Important: Once you call tee(), don't use the original iterator anymore -- it'll mess up the copies.

Practical Patterns

These are common real-world patterns you can build with itertools.

Flatten a list of lists:

nested = [[1, 2], [3], [4, 5, 6]]
flat = list(chain.from_iterable(nested))  # [1, 2, 3, 4, 5, 6]

Chunk a list into groups of n:

def chunked(iterable, n):
    it = iter(iterable)
    while chunk := list(islice(it, n)):
        yield chunk

list(chunked(range(10), 3))  # [[0, 1, 2], [3, 4, 5], [6, 7, 8], [9]]

Sliding window:

def sliding_window(iterable, n):
    it = iter(iterable)
    window = list(islice(it, n))
    if len(window) == n:
        yield tuple(window)
    for item in it:
        window = window[1:] + [item]
        yield tuple(window)

list(sliding_window([1, 2, 3, 4, 5], 3))
# [(1, 2, 3), (2, 3, 4), (3, 4, 5)]

Round-robin across iterables:

def round_robin(*iterables):
    """Yield one item from each iterable, rotating through them."""
    iterators = [iter(it) for it in iterables]
    while iterators:
        next_round = []
        for it in iterators:
            try:
                yield next(it)
            except StopIteration:
                continue
            else:
                next_round.append(it)
        iterators = next_round

itertools Recipes from the Docs

The official Python docs include a recipes section with battle-tested patterns.

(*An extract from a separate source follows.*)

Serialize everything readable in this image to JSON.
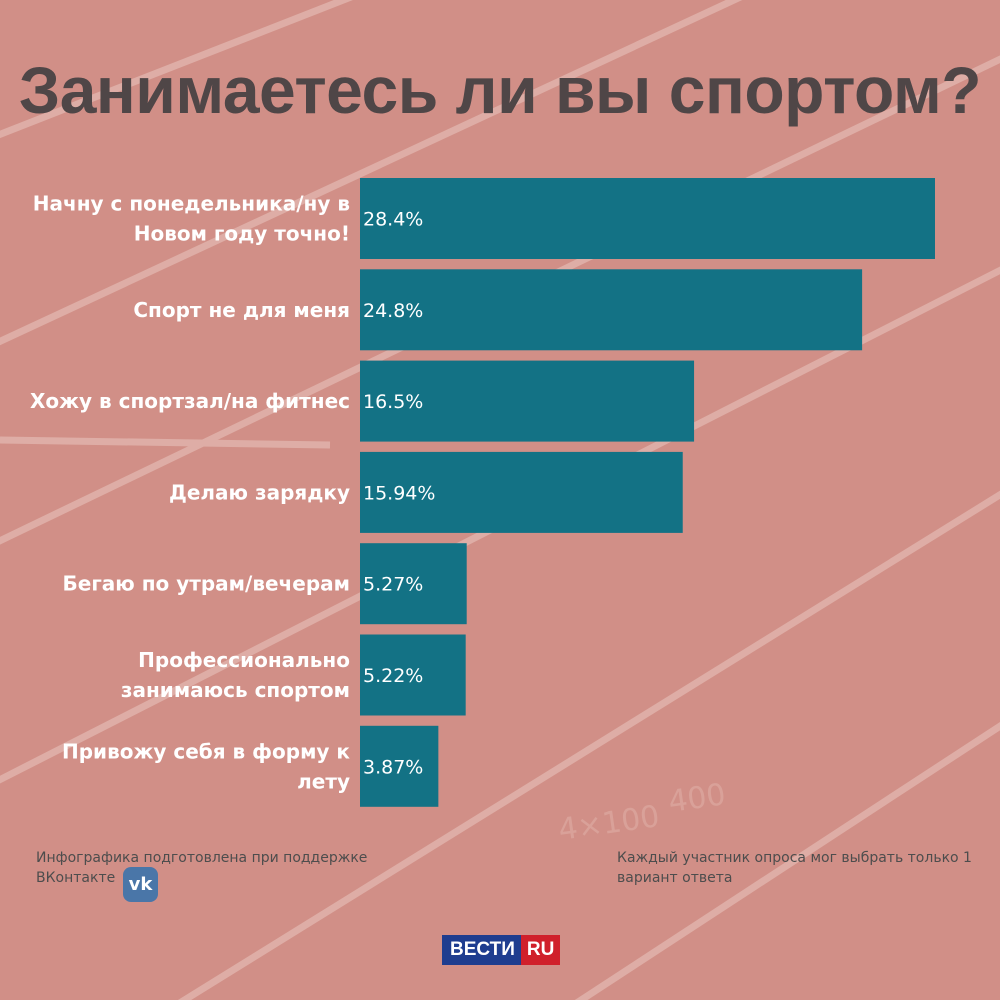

A couple worth knowing:

pairwise() (built-in since Python 3.10) -- gives you overlapping pairs:

from itertools import pairwise  # Python 3.10+

list(pairwise([1, 2, 3, 4]))  # [(1, 2), (2, 3), (3, 4)]

batched() (built-in since Python 3.12) -- splits an iterable into fixed-size chunks:

from itertools import batched  # Python 3.12+

list(batched("ABCDEFG", 3))  # [('A', 'B', 'C'), ('D', 'E', 'F'), ('G',)]

Memory Efficiency

This is the whole reason itertools exists. Compare these two approaches for processing a million numbers:

# This creates a full list in memory -- all million items at once
squares = [x**2 for x in range(1_000_000)]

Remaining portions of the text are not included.